D’altra parte, anche il suo aggressore fece carriera, divenne socio e vide un aumento salariale del 400%, fatto che la stessa Goldman si rifiutò di commentare.
Cosa dicono le statistiche?
Le vicende riportate sono riferite a lassi temporali anche 20 anni addietro ma, ad oggi, la situazione non è notevolmente migliorata.
Anche se le donne hanno iniziato a parlare delle molestie sessuali sul posto di lavoro, la Commissione federale per le pari opportunità di lavoro e le sue controparti a livello statale (quindi dati riferiti agli USA) hanno ricevuto poco più di 9.600 denunce nel 2017 (fonte: Bloomberg), con un calo del 41% dal 1997. Ma non bisogna farsi ingannare: il dato non si traduce in un calo del 41% delle molestie sessuali ma, come riportato precedentemente, è imputabile ad una risoluzione privata delle controversie.
Secondo la Society for Human Resource Management, il 95% aziende USA ha un processo di reclamo interno e l’82% per cento ha un protocollo di indagine.
Sempre in questo senso, secondo una ricerca dell’Economic Policy Institute, più della metà delle aziende statunitensi richiedono ai dipendenti di risolvere le controversie di ogni tipo, comprese le molestie sessuali, attraverso l’arbitrato, insomma, a porte chiuse.
Possibili soluzioni
Tara Lachapelle, autrice per Bloomberg, sostiene che il modo più semplice ed efficace per frenare le molestie è mettere più donne nelle posizioni di potere: “Assumere più donne potrebbe cambiare la visione dei media e potrebbe influenzare le norme in modo più ampio. La mancanza di donne nei ruoli di leadership aiuta a spiegare la perpetuazione degli stereotipi sessisti proposti dai media e, che poi, trasudano nella società”.
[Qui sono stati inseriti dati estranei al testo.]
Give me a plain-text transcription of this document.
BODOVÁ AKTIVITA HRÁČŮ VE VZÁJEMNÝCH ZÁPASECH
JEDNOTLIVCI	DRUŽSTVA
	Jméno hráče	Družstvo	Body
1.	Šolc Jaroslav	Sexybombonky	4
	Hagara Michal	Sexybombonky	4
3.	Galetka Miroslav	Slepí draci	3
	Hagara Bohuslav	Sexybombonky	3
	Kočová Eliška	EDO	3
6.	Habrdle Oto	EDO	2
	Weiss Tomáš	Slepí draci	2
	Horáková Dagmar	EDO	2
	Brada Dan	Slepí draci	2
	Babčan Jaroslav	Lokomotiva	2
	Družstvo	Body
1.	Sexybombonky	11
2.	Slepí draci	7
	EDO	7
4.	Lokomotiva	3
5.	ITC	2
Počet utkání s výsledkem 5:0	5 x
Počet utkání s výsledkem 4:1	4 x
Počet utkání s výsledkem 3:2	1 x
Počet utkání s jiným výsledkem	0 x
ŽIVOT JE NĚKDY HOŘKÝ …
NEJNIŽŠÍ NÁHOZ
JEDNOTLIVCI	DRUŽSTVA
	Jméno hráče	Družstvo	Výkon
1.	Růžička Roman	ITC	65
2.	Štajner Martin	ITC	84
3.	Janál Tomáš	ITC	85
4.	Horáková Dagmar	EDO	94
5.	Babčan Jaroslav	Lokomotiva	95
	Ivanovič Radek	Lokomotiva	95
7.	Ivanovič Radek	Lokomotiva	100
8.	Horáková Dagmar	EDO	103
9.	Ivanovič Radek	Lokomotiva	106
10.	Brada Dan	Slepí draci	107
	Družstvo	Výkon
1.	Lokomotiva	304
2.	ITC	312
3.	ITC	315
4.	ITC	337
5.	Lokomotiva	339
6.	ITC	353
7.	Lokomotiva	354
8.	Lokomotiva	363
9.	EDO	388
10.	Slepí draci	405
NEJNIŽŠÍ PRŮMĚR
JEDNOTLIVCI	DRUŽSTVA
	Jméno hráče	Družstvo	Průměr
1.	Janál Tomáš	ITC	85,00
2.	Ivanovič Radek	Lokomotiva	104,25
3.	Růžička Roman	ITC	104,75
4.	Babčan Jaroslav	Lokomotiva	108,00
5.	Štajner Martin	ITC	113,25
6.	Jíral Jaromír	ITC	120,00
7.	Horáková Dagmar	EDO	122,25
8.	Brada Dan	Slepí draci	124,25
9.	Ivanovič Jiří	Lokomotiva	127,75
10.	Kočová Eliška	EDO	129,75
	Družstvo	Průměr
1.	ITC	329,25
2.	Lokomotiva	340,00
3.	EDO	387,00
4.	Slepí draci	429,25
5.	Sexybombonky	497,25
Sull’altro fronte, per contrastare la confidenzialità delle molestie, vi sono diversi cambiamenti in corso, atti ad incoraggiare le aziende a rivelare di più: per esempio, il Senato dello Stato di New York ha un progetto di legge che richiede alle aziende di presentare ogni anno statistiche sui reclami per poter beneficiare di una riduzione delle imposte sullo sviluppo; ancora, il California Pension Employees Retirement System, il più grande fondo pensione degli Stati Uniti, sta valutando una politica atta a spingere le aziende che ha nel portafoglio ad aggiungere maggiori informazioni sui risarcimenti per molestie sessuali.